Joan Didion: o luto de uma escritora sem crença
Julia Ferry
“O ano do pensamento mágico” e “Blue Nights” são dois livros da escritora Joan Didion dedicados ao seu marido John, e à filha, Quintana. Em um relato pungente, a autora escreve sobre a dor de perdê-los. O que vemos nesses livros, é a escrita do luto que não nos oferece um consolo, nem a promessa de um ensinamento ou reparação, mas o compromisso com uma transmissão honesta sobre a dor de viver a perda. “Este é o primeiro livro sobre o luto escrito por alguém sem crença. Joan Didion, só Deus sabe, acredita na realização humana”, diz David Hare no documentário “Joan Didion: The Center Will Not Hold“, dedicado à escritora.
O corpo fino e frágil que vemos no documentário que acompanha quase 80 anos de vida da autora, é narrado nos dois livros, como depositários do medo e da dúvida. Didion conta que viver as suas perdas é viver um imenso medo. Medo de não ser mais capaz de se levantar de uma cadeira, que se estende para o temor de não conseguir pensar e até mesmo falar. “Quando digo que sinto medo de me levantar de uma cadeira dobrável em uma sala de ensaio na West 52nd Street, do que realmente sinto medo?”, ela interroga.
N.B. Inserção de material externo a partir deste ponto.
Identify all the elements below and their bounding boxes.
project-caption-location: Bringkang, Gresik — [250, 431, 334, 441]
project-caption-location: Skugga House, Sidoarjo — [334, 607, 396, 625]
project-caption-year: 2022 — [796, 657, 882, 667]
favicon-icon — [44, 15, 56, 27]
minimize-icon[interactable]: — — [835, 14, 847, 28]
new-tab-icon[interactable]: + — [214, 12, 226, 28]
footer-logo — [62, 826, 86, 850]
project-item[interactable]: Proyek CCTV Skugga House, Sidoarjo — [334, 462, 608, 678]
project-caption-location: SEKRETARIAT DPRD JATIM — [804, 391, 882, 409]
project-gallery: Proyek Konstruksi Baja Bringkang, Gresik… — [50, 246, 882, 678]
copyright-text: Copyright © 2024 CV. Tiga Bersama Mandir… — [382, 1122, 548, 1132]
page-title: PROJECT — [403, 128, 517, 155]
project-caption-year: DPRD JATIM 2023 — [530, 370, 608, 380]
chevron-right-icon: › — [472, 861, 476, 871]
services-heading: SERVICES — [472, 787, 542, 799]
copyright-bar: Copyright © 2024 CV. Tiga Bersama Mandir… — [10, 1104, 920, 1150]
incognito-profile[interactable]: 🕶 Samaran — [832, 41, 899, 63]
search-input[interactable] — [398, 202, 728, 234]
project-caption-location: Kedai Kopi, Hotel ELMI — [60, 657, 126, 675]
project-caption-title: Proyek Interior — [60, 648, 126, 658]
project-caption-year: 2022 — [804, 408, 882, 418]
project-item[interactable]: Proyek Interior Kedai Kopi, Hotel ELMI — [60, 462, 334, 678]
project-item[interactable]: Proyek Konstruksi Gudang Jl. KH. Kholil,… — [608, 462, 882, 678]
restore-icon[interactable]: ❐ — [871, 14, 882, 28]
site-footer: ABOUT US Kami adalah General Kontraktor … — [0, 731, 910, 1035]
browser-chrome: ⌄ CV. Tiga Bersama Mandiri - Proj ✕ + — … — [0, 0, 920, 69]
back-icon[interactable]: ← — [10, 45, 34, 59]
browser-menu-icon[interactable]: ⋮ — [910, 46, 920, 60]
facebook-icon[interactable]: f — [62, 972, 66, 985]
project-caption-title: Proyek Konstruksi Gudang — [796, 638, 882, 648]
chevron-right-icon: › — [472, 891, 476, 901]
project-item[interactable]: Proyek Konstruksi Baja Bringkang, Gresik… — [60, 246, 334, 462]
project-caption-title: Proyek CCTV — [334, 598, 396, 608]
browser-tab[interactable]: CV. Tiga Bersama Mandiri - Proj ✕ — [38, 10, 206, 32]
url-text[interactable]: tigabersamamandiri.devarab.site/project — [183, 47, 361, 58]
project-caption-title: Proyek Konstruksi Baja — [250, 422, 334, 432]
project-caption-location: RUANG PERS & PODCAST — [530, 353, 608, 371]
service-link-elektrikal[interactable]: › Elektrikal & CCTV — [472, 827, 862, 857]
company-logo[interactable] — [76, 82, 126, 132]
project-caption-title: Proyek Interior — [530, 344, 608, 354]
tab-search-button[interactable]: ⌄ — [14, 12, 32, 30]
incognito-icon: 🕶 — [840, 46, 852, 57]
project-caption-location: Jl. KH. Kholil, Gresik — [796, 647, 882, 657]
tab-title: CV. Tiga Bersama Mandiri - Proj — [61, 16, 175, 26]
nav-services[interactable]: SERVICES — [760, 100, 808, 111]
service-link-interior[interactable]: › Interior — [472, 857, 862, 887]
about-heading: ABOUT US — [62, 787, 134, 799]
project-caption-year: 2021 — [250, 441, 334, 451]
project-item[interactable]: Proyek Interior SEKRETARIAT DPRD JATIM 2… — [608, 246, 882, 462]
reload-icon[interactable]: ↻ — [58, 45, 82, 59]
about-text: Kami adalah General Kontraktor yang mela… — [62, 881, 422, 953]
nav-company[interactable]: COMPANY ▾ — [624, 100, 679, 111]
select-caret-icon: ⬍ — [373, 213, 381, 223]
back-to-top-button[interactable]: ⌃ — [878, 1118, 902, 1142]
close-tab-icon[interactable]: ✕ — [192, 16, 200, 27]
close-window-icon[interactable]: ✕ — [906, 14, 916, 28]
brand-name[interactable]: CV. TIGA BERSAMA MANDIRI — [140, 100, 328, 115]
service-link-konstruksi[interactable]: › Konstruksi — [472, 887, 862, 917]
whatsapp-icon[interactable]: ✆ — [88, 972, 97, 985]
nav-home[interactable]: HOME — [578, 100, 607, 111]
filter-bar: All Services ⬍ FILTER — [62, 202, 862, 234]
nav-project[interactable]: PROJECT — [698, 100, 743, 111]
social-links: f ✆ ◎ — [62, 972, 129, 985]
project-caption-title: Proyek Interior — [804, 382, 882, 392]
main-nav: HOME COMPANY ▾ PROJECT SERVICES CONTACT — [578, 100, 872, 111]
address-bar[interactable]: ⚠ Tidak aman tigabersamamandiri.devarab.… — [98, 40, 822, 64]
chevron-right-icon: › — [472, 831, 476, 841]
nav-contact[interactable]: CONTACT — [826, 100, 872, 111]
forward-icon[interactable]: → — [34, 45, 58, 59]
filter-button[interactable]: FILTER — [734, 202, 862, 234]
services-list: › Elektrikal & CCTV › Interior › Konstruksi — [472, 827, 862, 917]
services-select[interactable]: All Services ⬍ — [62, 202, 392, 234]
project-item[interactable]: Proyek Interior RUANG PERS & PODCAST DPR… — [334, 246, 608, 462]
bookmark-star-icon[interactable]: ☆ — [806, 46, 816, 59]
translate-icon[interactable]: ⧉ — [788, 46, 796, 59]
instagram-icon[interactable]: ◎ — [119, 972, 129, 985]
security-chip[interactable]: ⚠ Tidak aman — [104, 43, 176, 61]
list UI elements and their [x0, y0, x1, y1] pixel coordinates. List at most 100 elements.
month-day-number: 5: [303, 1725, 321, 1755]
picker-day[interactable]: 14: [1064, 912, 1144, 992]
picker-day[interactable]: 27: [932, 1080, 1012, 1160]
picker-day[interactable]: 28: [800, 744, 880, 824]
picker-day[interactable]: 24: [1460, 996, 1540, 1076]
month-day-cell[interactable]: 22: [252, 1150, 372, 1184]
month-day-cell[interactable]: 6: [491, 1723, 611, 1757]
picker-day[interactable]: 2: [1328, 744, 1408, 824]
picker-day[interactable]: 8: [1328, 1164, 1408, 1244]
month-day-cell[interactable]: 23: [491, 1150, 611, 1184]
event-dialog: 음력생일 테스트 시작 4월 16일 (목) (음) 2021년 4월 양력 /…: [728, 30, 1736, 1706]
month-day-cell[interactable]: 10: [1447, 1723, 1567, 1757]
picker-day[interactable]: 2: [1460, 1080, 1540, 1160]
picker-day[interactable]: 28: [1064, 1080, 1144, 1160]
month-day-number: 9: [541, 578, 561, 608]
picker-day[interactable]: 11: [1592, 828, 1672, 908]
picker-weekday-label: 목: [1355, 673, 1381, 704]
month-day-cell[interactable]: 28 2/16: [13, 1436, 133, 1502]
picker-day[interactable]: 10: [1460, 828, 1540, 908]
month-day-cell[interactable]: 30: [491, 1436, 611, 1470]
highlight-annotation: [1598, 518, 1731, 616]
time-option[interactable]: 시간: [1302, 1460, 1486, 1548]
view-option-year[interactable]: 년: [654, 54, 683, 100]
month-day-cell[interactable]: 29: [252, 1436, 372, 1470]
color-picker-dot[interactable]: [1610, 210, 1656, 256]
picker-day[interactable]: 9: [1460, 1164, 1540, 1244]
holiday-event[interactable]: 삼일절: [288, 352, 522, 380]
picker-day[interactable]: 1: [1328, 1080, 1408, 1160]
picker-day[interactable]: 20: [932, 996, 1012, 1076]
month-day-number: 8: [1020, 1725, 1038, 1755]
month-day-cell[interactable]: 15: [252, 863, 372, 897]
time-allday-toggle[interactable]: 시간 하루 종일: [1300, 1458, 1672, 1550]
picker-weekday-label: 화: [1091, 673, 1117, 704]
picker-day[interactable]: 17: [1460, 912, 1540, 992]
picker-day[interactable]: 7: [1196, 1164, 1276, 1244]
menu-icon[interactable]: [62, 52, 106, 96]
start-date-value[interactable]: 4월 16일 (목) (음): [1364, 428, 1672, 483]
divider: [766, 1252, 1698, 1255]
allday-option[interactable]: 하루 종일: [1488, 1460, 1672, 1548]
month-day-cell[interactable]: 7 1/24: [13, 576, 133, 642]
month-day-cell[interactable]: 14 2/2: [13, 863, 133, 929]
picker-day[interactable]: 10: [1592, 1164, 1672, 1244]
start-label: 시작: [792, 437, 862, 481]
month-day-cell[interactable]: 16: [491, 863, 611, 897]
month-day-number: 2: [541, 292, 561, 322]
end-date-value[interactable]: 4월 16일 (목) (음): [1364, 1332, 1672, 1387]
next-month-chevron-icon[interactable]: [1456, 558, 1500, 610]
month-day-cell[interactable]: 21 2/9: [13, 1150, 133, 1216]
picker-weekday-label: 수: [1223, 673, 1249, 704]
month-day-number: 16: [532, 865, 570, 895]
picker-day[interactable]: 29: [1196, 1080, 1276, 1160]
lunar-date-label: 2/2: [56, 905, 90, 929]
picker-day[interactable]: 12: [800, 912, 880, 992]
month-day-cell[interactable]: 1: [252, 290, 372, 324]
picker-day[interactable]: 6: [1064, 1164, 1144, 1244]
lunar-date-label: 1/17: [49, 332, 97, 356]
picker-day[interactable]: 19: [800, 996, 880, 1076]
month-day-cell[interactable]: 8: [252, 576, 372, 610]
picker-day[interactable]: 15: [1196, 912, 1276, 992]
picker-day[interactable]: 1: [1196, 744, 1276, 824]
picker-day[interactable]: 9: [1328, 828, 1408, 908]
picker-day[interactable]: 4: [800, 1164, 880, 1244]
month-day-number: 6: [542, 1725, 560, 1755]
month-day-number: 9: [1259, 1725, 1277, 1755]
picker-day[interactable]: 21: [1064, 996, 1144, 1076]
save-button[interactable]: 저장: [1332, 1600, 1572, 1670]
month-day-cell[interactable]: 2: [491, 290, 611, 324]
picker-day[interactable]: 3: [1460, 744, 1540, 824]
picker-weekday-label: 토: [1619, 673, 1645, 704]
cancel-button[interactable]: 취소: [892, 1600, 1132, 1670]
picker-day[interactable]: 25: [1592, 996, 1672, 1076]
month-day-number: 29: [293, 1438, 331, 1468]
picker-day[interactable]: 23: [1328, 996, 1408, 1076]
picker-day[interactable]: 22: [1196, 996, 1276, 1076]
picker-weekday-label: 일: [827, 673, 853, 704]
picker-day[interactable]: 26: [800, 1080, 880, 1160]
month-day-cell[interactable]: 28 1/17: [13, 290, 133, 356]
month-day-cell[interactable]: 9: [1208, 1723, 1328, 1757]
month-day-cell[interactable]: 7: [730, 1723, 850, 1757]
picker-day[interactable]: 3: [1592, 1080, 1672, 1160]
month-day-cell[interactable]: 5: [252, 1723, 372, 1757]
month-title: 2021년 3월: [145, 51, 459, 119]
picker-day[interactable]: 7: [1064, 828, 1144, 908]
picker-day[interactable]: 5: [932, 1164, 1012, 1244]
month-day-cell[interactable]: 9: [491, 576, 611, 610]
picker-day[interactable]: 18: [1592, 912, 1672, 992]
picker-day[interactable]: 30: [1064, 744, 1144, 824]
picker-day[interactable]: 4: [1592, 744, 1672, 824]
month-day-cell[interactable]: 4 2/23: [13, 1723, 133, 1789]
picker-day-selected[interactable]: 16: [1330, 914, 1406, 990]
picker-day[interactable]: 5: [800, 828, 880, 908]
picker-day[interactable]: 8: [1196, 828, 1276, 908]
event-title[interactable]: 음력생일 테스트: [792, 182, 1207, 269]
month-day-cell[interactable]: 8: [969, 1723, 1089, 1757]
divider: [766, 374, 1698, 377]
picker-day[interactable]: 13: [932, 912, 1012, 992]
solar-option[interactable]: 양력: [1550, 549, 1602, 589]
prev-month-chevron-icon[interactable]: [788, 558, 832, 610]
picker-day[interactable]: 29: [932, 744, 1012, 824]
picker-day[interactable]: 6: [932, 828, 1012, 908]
O medo como um afeto que antecede a experiência da perda é um sentimento comum entre as pessoas. A ideia de perder alguém é, por si só, geradora de profundas angústias. Há vidas inteiras que são vividas atravessadas por esse medo, que parece nos revelar não só a fragilidade que é própria da vida, mas a indeterminação que nos constitui: O que é o “eu” sem o “você”?
Como apresentou a filósofa Judith Butler, a experiência da perda demonstra a nossa dependência em relação aos outros que amamos, não apenas para viver nossas vidas, mas para nos definirmos como pessoas. Somos sujeitos despossuídos, nos diz Butler. Não temos propriedade e posse do nosso predicado. Somos despossuídos pelos outros, desfeitos pela sua presença em nossas vidas. Nos transformamos e nos descobrimos com os nossos encontros. Como somos também, inevitavelmente, despossuídos na ausência daqueles que amamos. Perder alguém é abalar as próprias noções de si. Em “Luto e Melancolia”, Freud afirma que não sabemos exatamente o que perdemos quando perdemos alguém. E aí está a perplexidade de uma pessoa, que não é apenas uma presença e uma ausência, mas uma alteridade inapreensível.
Didion não para de sentir medo, mesmo depois de ter perdido. Há um medo que é tão impreciso quanto a experiência que o originou. A perda é uma experiência imprecisa: o que eu perdi com essa pessoa? O eu é forçado a se encontrar com a sua inconsistência. Não só a morte, mas separações dolorosas também impõe essa experiência. Há quem a ideia de perder seja tão devastadora, que procura com todas as forças barrar inícios, relações e proximidade. Assim, quem sabe não amando tanto, evita-se o sofrimento pela perda. É a tentativa de um controle absoluto e programado do que é da ordem do contingente.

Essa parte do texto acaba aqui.